Annandale Improvement Club
News article- Annandale Advocate
August 2, 2005


Beautification effort blooming
By Brenda Dockendorf

It’s not about glitter and glamour; it’s not about outdoing your neighbor.   It’s about creating a place people want to visit.   That’s the opinion of the Annandale Beautification Committee.   

The hanging flower baskets that started appearing on Main Street every spring three or four years ago were the start of a movement that continues today, though often behind the scenes.

  Throughout the spring and summer, more than a dozen volunteers spend hours bringing color and beauty to the community by planting flowers around town.  Then they spend hours more watering and caring for them.   According to beautification committee member Patty VanDorp, beautifying your hometown with floral and landscaping displays has become a standard rather than the exception.   Like Red Wing  “People go to Red Wing just to see the flowers,” she said. “They have 320 baskets. We have 24, but we want ours to look like theirs.”   

In the past few years the group has made a noticeable impact on the look of the city.   Besides the baskets that hang from the canopies over Main Street businesses, circular concrete planters overflowing with colorful blossoms now dot the sidewalks and alleys, and ground plantings adorn the edges of several city parking lots, buildings and the Annandale sign on the east side of town.   Their flowers are started early in the season by Bernie Weber at her greenhouse, called Weber’s Folly, on the southwest side of town.   During the fall and winter months, committee members and other volunteers make sure different plants inhabit the cement planters.   “In the winter we put spruce tips and red twig dogwood in the rings,” VanDorp said. “When it snows, it looks like a winter wonderland.”  

Making the city attractive isn’t a new idea for Annandale residents, and an organized effort has been evolving for the last 15 years or so, since the Highway 55 beautification project, VanDorp said.   For years the effort was maintained almost solely by Betty Hawkinson.
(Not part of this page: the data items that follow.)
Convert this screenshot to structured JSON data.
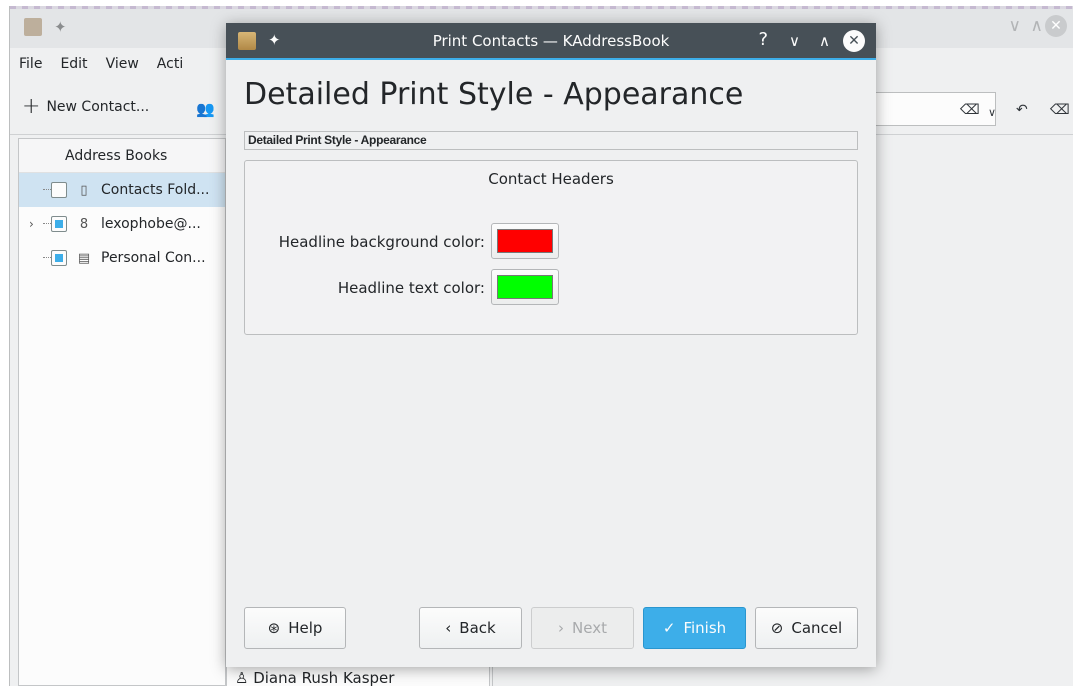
{
  "background_window": {
    "menu": [
      "File",
      "Edit",
      "View",
      "Acti"
    ],
    "toolbar": {
      "new_contact_label": "New Contact..."
    },
    "address_books_header": "Address Books",
    "address_books": [
      {
        "label": "Contacts Fold...",
        "icon": "folder-icon",
        "selected": true
      },
      {
        "label": "lexophobe@...",
        "icon": "google-icon",
        "selected": false
      },
      {
        "label": "Personal Con...",
        "icon": "addressbook-icon",
        "selected": false
      }
    ],
    "contact_list_visible_item": "Diana Rush Kasper"
  },
  "dialog": {
    "window_title": "Print Contacts — KAddressBook",
    "heading": "Detailed Print Style - Appearance",
    "subtitle": "Detailed Print Style - Appearance",
    "group": {
      "title": "Contact Headers",
      "headline_bg_label": "Headline background color:",
      "headline_bg_color": "#ff0000",
      "headline_text_label": "Headline text color:",
      "headline_text_color": "#00ff00"
    },
    "buttons": {
      "help": "Help",
      "back": "Back",
      "next": "Next",
      "finish": "Finish",
      "cancel": "Cancel"
    }
  },
  "colors": {
    "titlebar": "#475057",
    "accent": "#3daee9",
    "window_bg": "#eff0f1"
  }
}
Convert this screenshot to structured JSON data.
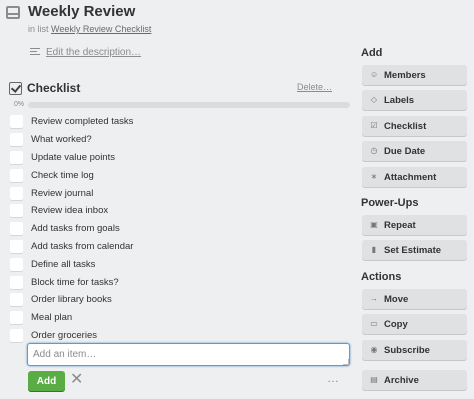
{
  "card": {
    "title": "Weekly Review",
    "in_list_prefix": "in list",
    "list_name": "Weekly Review Checklist",
    "edit_description": "Edit the description…"
  },
  "checklist": {
    "title": "Checklist",
    "delete_label": "Delete…",
    "progress_label": "0%",
    "progress": 0,
    "items": [
      "Review completed tasks",
      "What worked?",
      "Update value points",
      "Check time log",
      "Review journal",
      "Review idea inbox",
      "Add tasks from goals",
      "Add tasks from calendar",
      "Define all tasks",
      "Block time for tasks?",
      "Order library books",
      "Meal plan",
      "Order groceries"
    ],
    "add_placeholder": "Add an item…",
    "add_button": "Add",
    "cancel": "✕",
    "more": "…"
  },
  "sidebar": {
    "add_heading": "Add",
    "add_buttons": [
      {
        "label": "Members",
        "icon": "person-icon"
      },
      {
        "label": "Labels",
        "icon": "label-icon"
      },
      {
        "label": "Checklist",
        "icon": "checklist-icon"
      },
      {
        "label": "Due Date",
        "icon": "clock-icon"
      },
      {
        "label": "Attachment",
        "icon": "paperclip-icon"
      }
    ],
    "powerups_heading": "Power-Ups",
    "powerup_buttons": [
      {
        "label": "Repeat",
        "icon": "repeat-icon"
      },
      {
        "label": "Set Estimate",
        "icon": "estimate-icon"
      }
    ],
    "actions_heading": "Actions",
    "action_buttons": [
      {
        "label": "Move",
        "icon": "arrow-right-icon"
      },
      {
        "label": "Copy",
        "icon": "copy-icon"
      },
      {
        "label": "Subscribe",
        "icon": "eye-icon"
      },
      {
        "label": "Archive",
        "icon": "archive-icon"
      }
    ]
  },
  "colors": {
    "accent_green": "#5aac44",
    "background": "#edeff0",
    "focus_blue": "#5b9bd5"
  }
}
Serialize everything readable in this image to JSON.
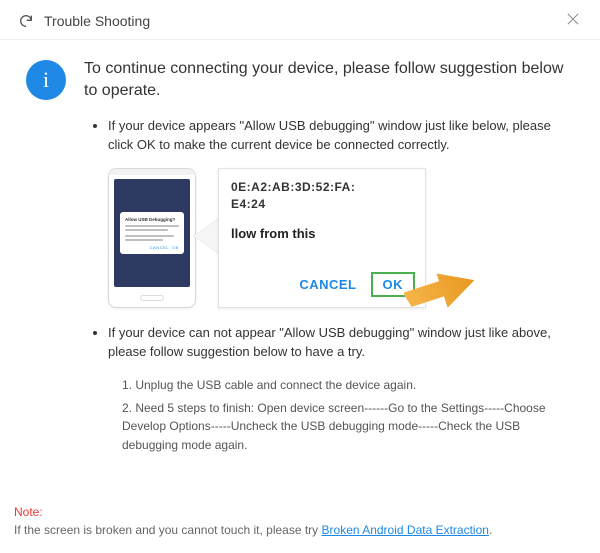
{
  "titlebar": {
    "title": "Trouble Shooting"
  },
  "heading": "To continue connecting your device, please follow suggestion below to operate.",
  "bullets": {
    "first": "If your device appears \"Allow USB debugging\" window just like below, please click OK to make the current device  be connected correctly.",
    "second": "If your device can not appear \"Allow USB debugging\" window just like above, please follow suggestion below to have a try."
  },
  "phone_popup": {
    "title": "Allow USB Debugging?"
  },
  "dialog": {
    "fingerprint_l1": "0E:A2:AB:3D:52:FA:",
    "fingerprint_l2": "E4:24",
    "middle_text": "llow from this",
    "cancel": "CANCEL",
    "ok": "OK"
  },
  "steps": {
    "s1": "1. Unplug the USB cable and connect the device again.",
    "s2": "2. Need 5 steps to finish: Open device screen------Go to the Settings-----Choose Develop Options-----Uncheck the USB debugging mode-----Check the USB debugging mode again."
  },
  "footer": {
    "note_label": "Note:",
    "note_text": "If the screen is broken and you cannot touch it, please try ",
    "link_text": "Broken Android Data Extraction",
    "period": "."
  }
}
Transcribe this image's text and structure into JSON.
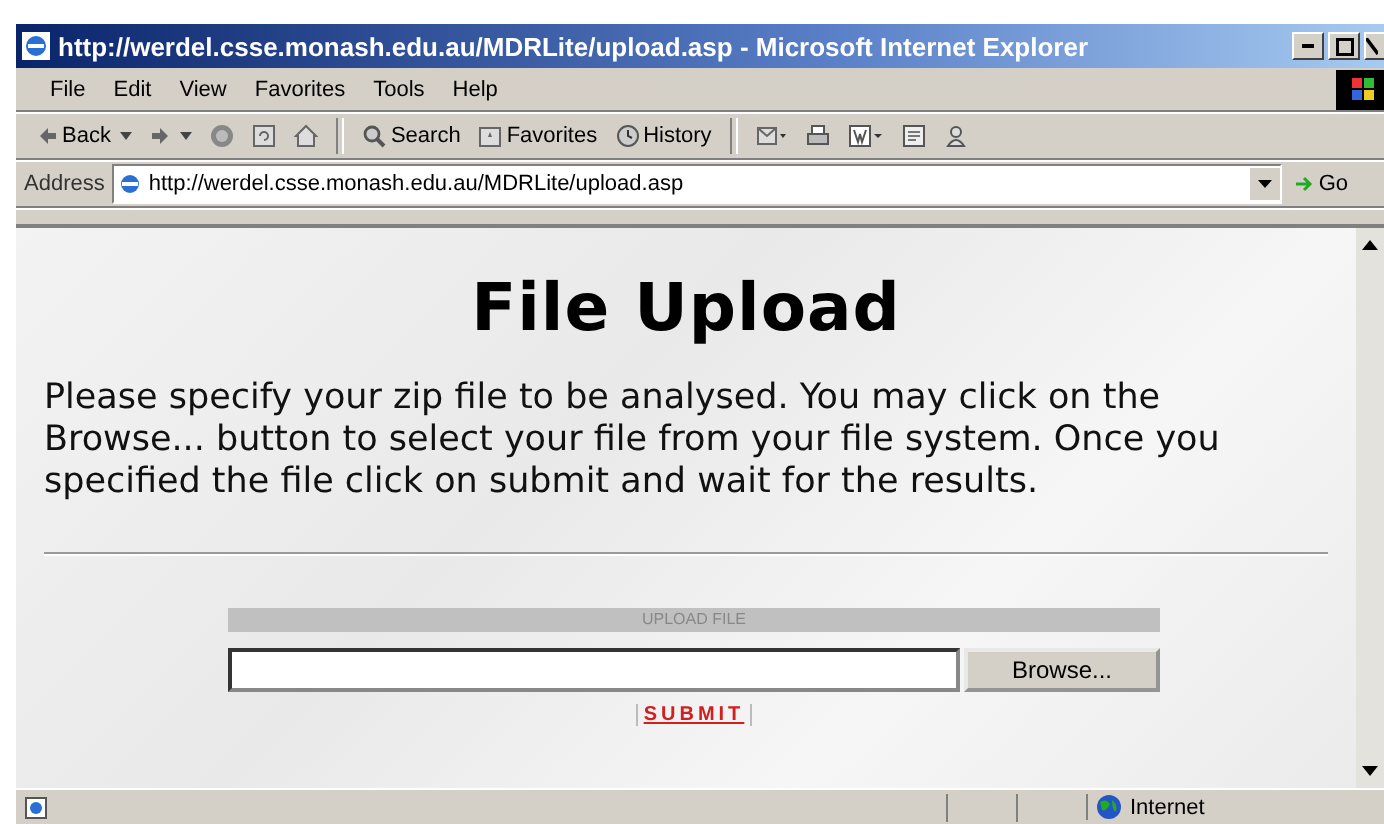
{
  "window": {
    "title": "http://werdel.csse.monash.edu.au/MDRLite/upload.asp - Microsoft Internet Explorer"
  },
  "menu": [
    "File",
    "Edit",
    "View",
    "Favorites",
    "Tools",
    "Help"
  ],
  "toolbar": [
    {
      "kind": "back",
      "label": "Back"
    },
    {
      "kind": "forward"
    },
    {
      "kind": "stop"
    },
    {
      "kind": "refresh"
    },
    {
      "kind": "home"
    },
    {
      "kind": "separator"
    },
    {
      "kind": "search",
      "label": "Search"
    },
    {
      "kind": "favorites",
      "label": "Favorites"
    },
    {
      "kind": "history",
      "label": "History"
    },
    {
      "kind": "separator"
    },
    {
      "kind": "mail"
    },
    {
      "kind": "print"
    },
    {
      "kind": "edit"
    },
    {
      "kind": "discuss"
    },
    {
      "kind": "messenger"
    }
  ],
  "address": {
    "label": "Address",
    "url": "http://werdel.csse.monash.edu.au/MDRLite/upload.asp",
    "go": "Go"
  },
  "page": {
    "heading": "File Upload",
    "paragraph": "Please specify your zip file to be analysed. You may click on the Browse... button to select your file from your file system. Once you specified the file click on submit and wait for the results.",
    "upload": {
      "header": "UPLOAD FILE",
      "browse": "Browse...",
      "submit": "SUBMIT"
    }
  },
  "status_bar": {
    "zone": "Internet"
  }
}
She watered city flowers on her own time until she just couldn’t do it any more.   Around that time, community members decided it might be a good idea to create something a little more formal.   Last fall, the beautification committee started having formal meetings, and next year, for the first time, it will be a line in the city council’s budget.   

At one point the committee even had a consultant come in to give members pointers to help them feel more confident about doing the job on their own, VanDorp said.   “We think it’s important for Annandale because we are a lakes area with lots of visitors as well as year round people,” committee member Laurel Miller said. “We want (Annandale) to be a place for people to want to come in from the lake to visit.”  Today the group is a city committee with the support of the Annandale Improvement Club and other volunteers.  Recently the committee has become recipients of a Minnesota Horticulture Society grant program called the Minnesota Green Project.   Unlike other grants, the program doesn’t give money; it gives plants, “which is as good as gold for us,” Miller said.  The plants are leftovers from the North Hennepin Technical College horticulture program.  This year the beautification committee used the plants to fill in some space at St. Ignatius Catholic Church, but plants are available for other projects as well.  

All the city needs is more people to join the effort, VanDorp said.  Unfortunately, the volunteer base in Annandale is much smaller than it is in other communities.  What the committee would like to see is more help from individuals and organizations to take the program to the next level, the competitive level.   America In Bloom is a national contest that strives to improve the visual appeal of neighborhoods, encourage involvement and emphasize environmental awareness.  The city of Buffalo was scheduled to compete in the event this year.   “It (beautifying your city) is a huge movement,” VanDorp said.   “It demonstrates vitality and civic pride. It shows that you are an active community.”